# Thread: Coset Proof. Looking for ideas

1. ## Coset Proof. Looking for ideas

The overall problem is this:
If H < N and H, N, and K are subgroups of G, then $HK \cap N = H( K \cap N)$.
I have tried various and sundry methods to work with this, to little result. I have managed to prove that $HK \cap N$ is a subgroup of G, but that was from a tactic that I eventually had to consider unfruitful.

Part of my puzzlement is that the only sign of the existence of G in any of the work I have done is that H, N, and K all have the same identity element. Notable perhaps, but I had expected G to show up more prominently.

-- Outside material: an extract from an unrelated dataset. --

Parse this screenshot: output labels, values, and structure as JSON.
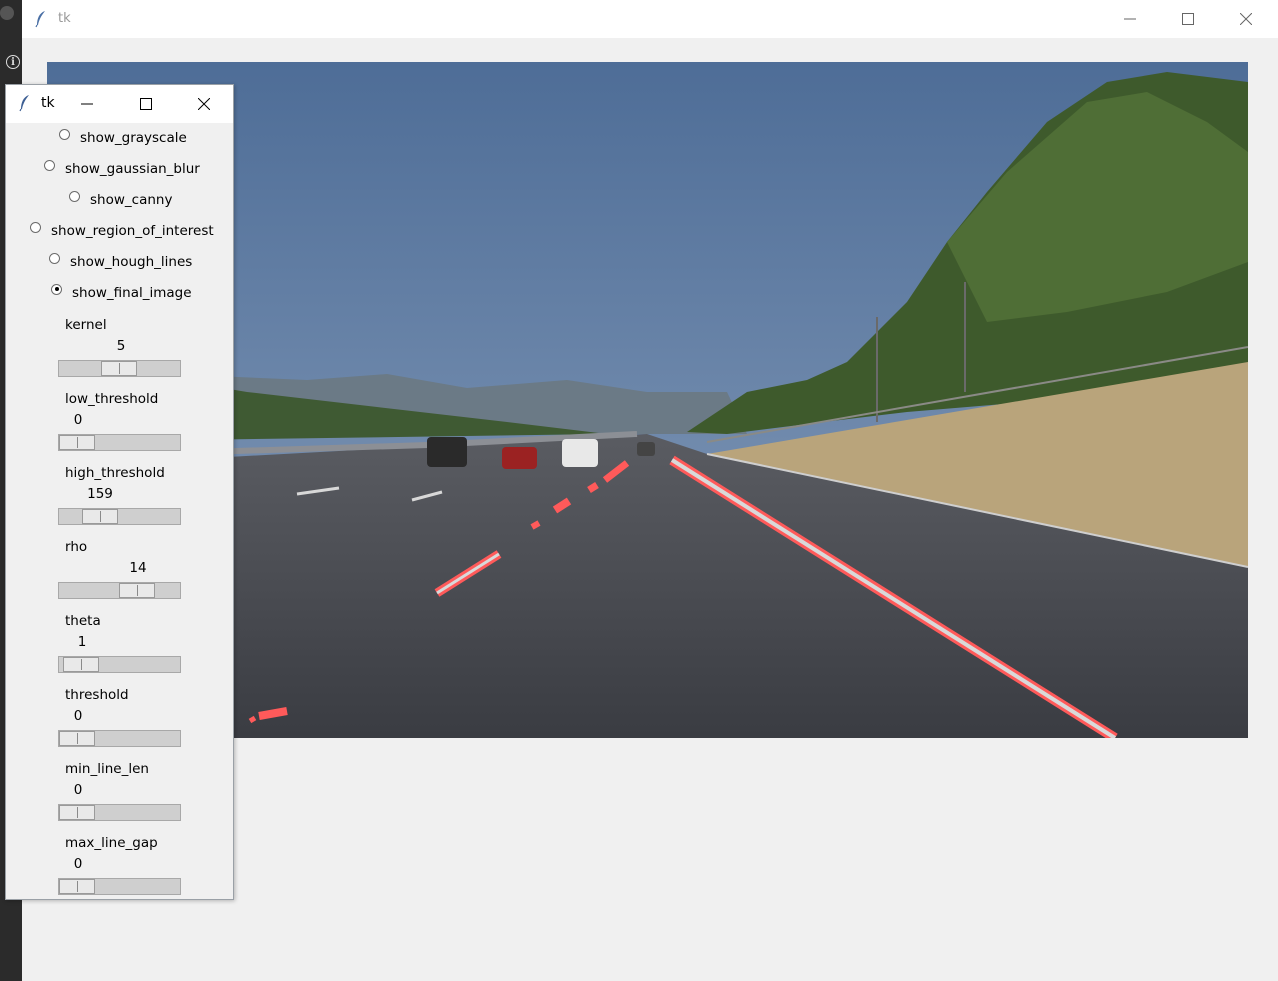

I also had the thought that a possible generalization of this theorem exists: $HK \cap HN = H(K \cap N)$. (H is merely a subgroup of G here, not a subgroup of N.) I have been able to construct a number of examples of this, but I admit that my examples were all Abelian. I had hoped that this form might actually be easier to show, but to no avail, even in the Abelian case.

I am looking for ideas, perhaps even at most a general outline of a proof, but not a proof itself. I am having a number of severe difficulties with this section on cosets and I need to work out details on my own for now.

Thanks!

-Dan

2. those aren't cosets, just subsets of G made from subgroups.

on the LHS, you have elements of the form hk, h in H, k in K. this is also an element of N (because of the intersection sign).

so we have hk = n. but h is in N, since H < N, so h^-1 is in N (N is a subgroup), so k = h^-1n is in N.

thus the k in the hk is in K and N, that is, it is an element of K∩N. this shows HK ∩ N is contained in H(K ∩ N).

the containment the other way is even easier to show. have fun.

3. Originally Posted by Deveno
...have fun.
Believe it or not this is the kind of stuff that makes my day.

Thanks, I'll work on it.

-Dan

4. Okay. Now to show that $H( K \cap N ) \subset HK \cap N$.

Let $k \in K \cap N$. Then we know that $k \in K$ and $k \in N$.

Thus $hk \in H(K \cap N)$.

Now, $hk \in HK$ and $hk \in N$ since $H < N$ and $k \in N$.

Thus $hk \in HK \cap N$.

Finally then $H(K \cap N) \subset HK \cap N$.

Combine this with the work set out in Deveno's post we can say $HK \cap N = H (K \cap N)$.

I think I figured out the best that can be done with my thought that $H ( K \cap N ) = HK \cap HN$. (With H, N, K < G and H is not a subgroup of N.) Using the logic in the above proof I guess the best that can be said is $H( K \cap N ) \subset HK \cap HN$. I'm still looking for the counter-example that proves inequality, though.

Thanks again!

-Dan

5. let G = D4 = {1,r,r^2,r^3,s,rs,r^2s,r^3s} (r^4 = s^2 = 1, sr = r^3s), let H = {1,r,r^2,r^3}, K = {1,s,r^2,r^2s}, N = {1,rs,r^2,r^3s}.

then K∩N = {1,r^2}, so H(K∩N) = H. but HK = D4, and HN = D4, so HK ∩ HN = D4.

6. Originally Posted by Deveno
let G = D4 = {1,r,r^2,r^3,s,rs,r^2s,r^3s} (r^4 = s^2 = 1, sr = r^3s), let H = {1,r,r^2,r^3}, K = {1,s,r^2,r^2s}, N = {1,rs,r^2,r^3s}.

then K∩N = {1,r^2}, so H(K∩N) = H. but HK = D4, and HN = D4, so HK ∩ HN = D4.
Hmph. Guess I just didn't pick the right groups did I? Well that explains why I couldn't prove it.

Thanks again!

-Dan

7. when looking for counter-examples, try S3 and D4 first. they are small-order, easy to deal with, and (most importantly) non-abelian. D4 has a larger supply of subgroups (good if you need a non-cyclic subgroup).

A4 and A5 make other good candidates for counter-examples. A4 is good for investigating conjugacy classes, and A5 is simple, and provides a handy example when looking for arguments about normality.